A Parable About Community
For Jay Martin
Men mow alfalfa with Percherons, laundry billows
on lines strung from house to barn, and at Locust Grove
cemetery, a lawn tractor hums in the distance
as we wander the rows of stones. My friend notes
a few flags and veterans’ stars marring the resting place
of the ancestors. I recognize the man on a mower,
my mom’s step-brother, a retired farmer. Hello, sorry
I didn’t see you from so far away, I wave. I knew who
you were by the stones where you stopped, he says.
After introductions, my friend asks whether there’s ever
been concern about burying soldiers in that place.
Not really a question, more like critique wrapped
in condescension, which the caretaker must sense.
He smiles, looks down, Well, no. Except maybe once.
Then he leans back on his heels and begins a story
he will tell without ever looking into my friend’s eyes.
There was a certain Urie Zook who grew up Amish
and enlisted in the Air Force during World War II.
He flew fifty missions in fifteen months as a turret gunner.
Shot down behind enemy lines, he always escaped.
He could have trained pilots, he was that good but he just
liked flying so much, he returned for another tour. Then,
toward the end of the war, his plane was shot down again
and he was captured in Germany. Boarding a transport train,
he was hit by a bomb dropped from an American gunner,
and when they shipped his body back to the Valley,
his father wanted to bury him here with the rest of the family.

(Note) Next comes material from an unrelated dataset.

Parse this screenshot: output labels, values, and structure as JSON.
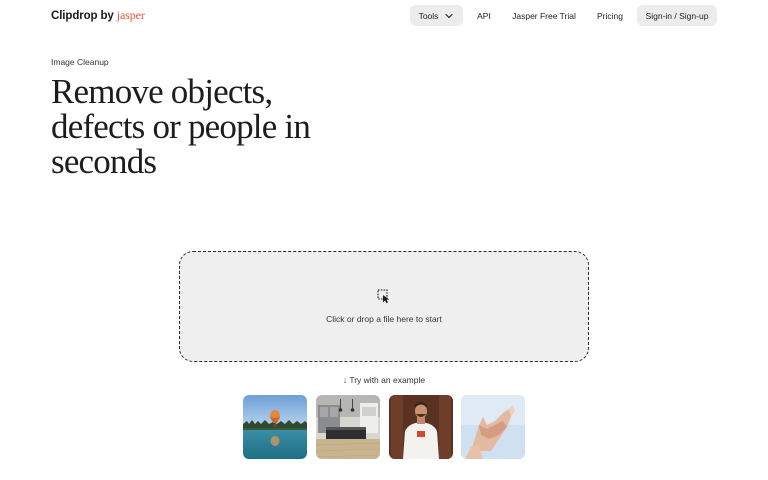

But a certain young man on the cemetery board
felt the boy shouldn’t be buried here—maybe because
he liked flying so much, or because he was such a hero
in the newspapers. (It had not been easy for people
speaking Dutch during those years, and non-resistance
was a test of membership in our churches.) Others said
it was bad enough to lose a son that way, let alone
ban him from the graveyard. Finally, a compromise:
Urie was laid just this side of the fence. But look,
people keep dying. Cemeteries grow. So, now Urie lies well
inside. And lately, that one who wanted to cast him out
finally died. Then the man looks up at us and smiles.
Where do you think he’s buried? Over there, way past
Urie’s grave, up against the corn field.